Open Schniwarixl opened 5 years ago
This bug was introduced with the fix for https://github.com/boostorg/rational/issues/18 released in boost 1.68.
It can be reproduced with the following single line (throws at construction):
boost::multiprecision::cpp_rational rational(1, -2);
As Schniwarixl commented, the problem is the the check using std::numeric_limits<T>::max
before ensuring that the denominator is positive. I believe this check is there to handle edge cases like -(-2147483648)
which, for example, is not valid for a 32bit signed integer (maximum positive value is 2147483647).
However, std::numeric_limits<T>::max
is only meaningful for bounded types. In the case of boost arbitrary precisions types, std::numeric_limits<T>::max
will return the default constructed value. For a cpp_int
specifically, this is 0.
A solution is to check if the type is bounded or not, using std::numeric_limits<T>::is_bounded
before calling std::numeric_limits<T>::max
.
Opened pull request with the proposed fix plus a unit test: https://github.com/boostorg/rational/pull/41.
The code below throws exception:
boost::rational<boost::multiprecision::cpp_int> r(1, -1)
Solution: the following line in the boost::rational::normalize() :
if (den < -(std::numeric_limits<IntType>::max)()) {
must be replaced with:
if (den == -den) {
+1, updated from boost 1.64 to 1.77 and encountered the same error.
Workarounded it with
if (d < 0) {
n *= -1;
d *= -1;
}
boost::rational<boost::multiprecision::cpp_int> rational(n, d);
I found a comment in my company’s code base referencing this issue by link. This seems to be solved (at least in 1.80.0).

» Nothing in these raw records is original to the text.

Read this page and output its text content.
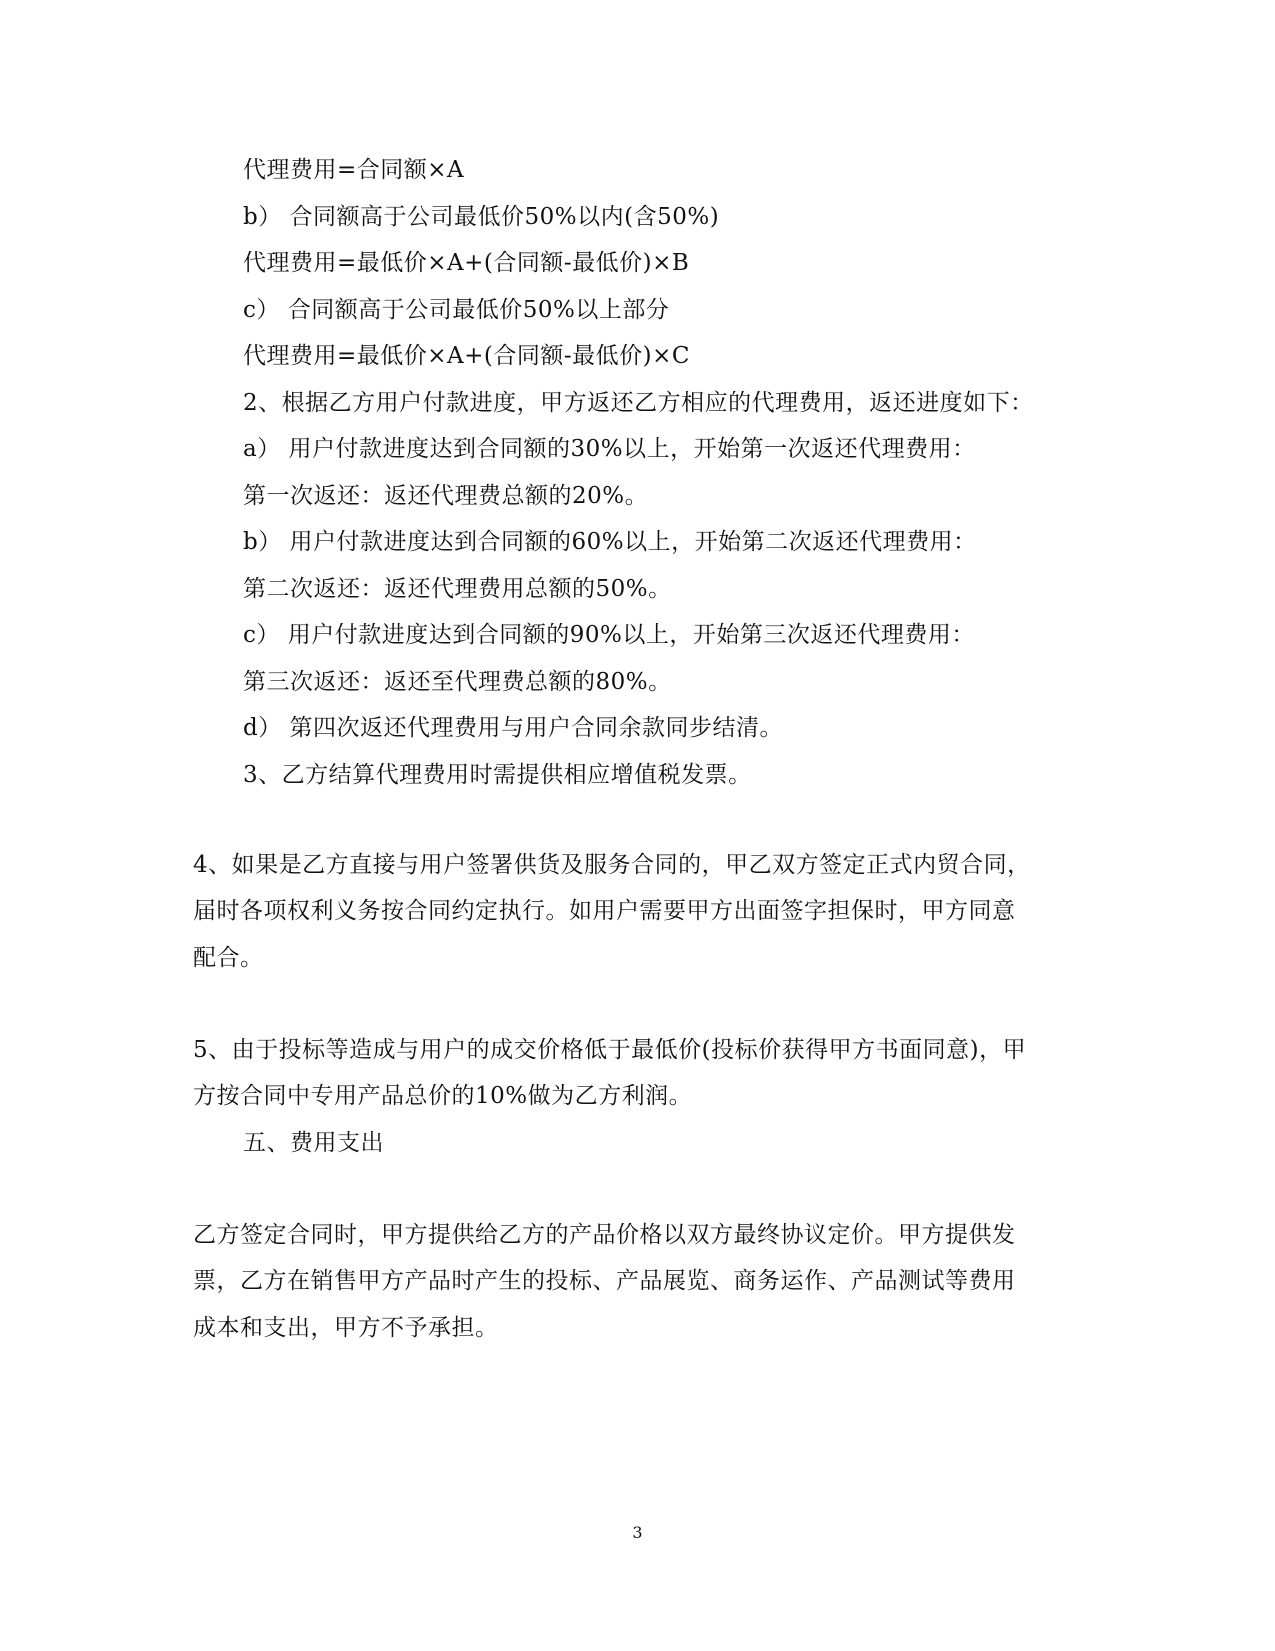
代理费用=合同额×A
b） 合同额高于公司最低价50%以内(含50%)
代理费用=最低价×A+(合同额-最低价)×B
c） 合同额高于公司最低价50%以上部分
代理费用=最低价×A+(合同额-最低价)×C
2、根据乙方用户付款进度，甲方返还乙方相应的代理费用，返还进度如下：
a） 用户付款进度达到合同额的30%以上，开始第一次返还代理费用：
第一次返还：返还代理费总额的20%。
b） 用户付款进度达到合同额的60%以上，开始第二次返还代理费用：
第二次返还：返还代理费用总额的50%。
c） 用户付款进度达到合同额的90%以上，开始第三次返还代理费用：
第三次返还：返还至代理费总额的80%。
d） 第四次返还代理费用与用户合同余款同步结清。
3、乙方结算代理费用时需提供相应增值税发票。
4、如果是乙方直接与用户签署供货及服务合同的，甲乙双方签定正式内贸合同，
届时各项权利义务按合同约定执行。如用户需要甲方出面签字担保时，甲方同意
配合。
5、由于投标等造成与用户的成交价格低于最低价(投标价获得甲方书面同意)，甲
方按合同中专用产品总价的10%做为乙方利润。
五、费用支出
乙方签定合同时，甲方提供给乙方的产品价格以双方最终协议定价。甲方提供发
票，乙方在销售甲方产品时产生的投标、产品展览、商务运作、产品测试等费用
成本和支出，甲方不予承担。
3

Why is the issue still open?
When using a rational with an arbitrary precision integer as given by...
typedef boost::multiprecision::number<boost::multiprecision::cpp_int_backend<0, 0, boost::multiprecision::signed_magnitude, boost::multiprecision::checked>> RationalIntType;
typedef boost::rational Rational;
The following will throw an exception...
Rational test(-2, -4);
This is due to the line
if (den < -(std::numeric_limits::max)()) {
BOOST_THROW_EXCEPTION(bad_rational("bad rational: non-zero singular denominator"));
}
in "templatevoid rational::normalize()"
where std::numeric_limits::max() gives 0. Therefore all negative denominators will throw an exception.
In previous boost version there was no test against max().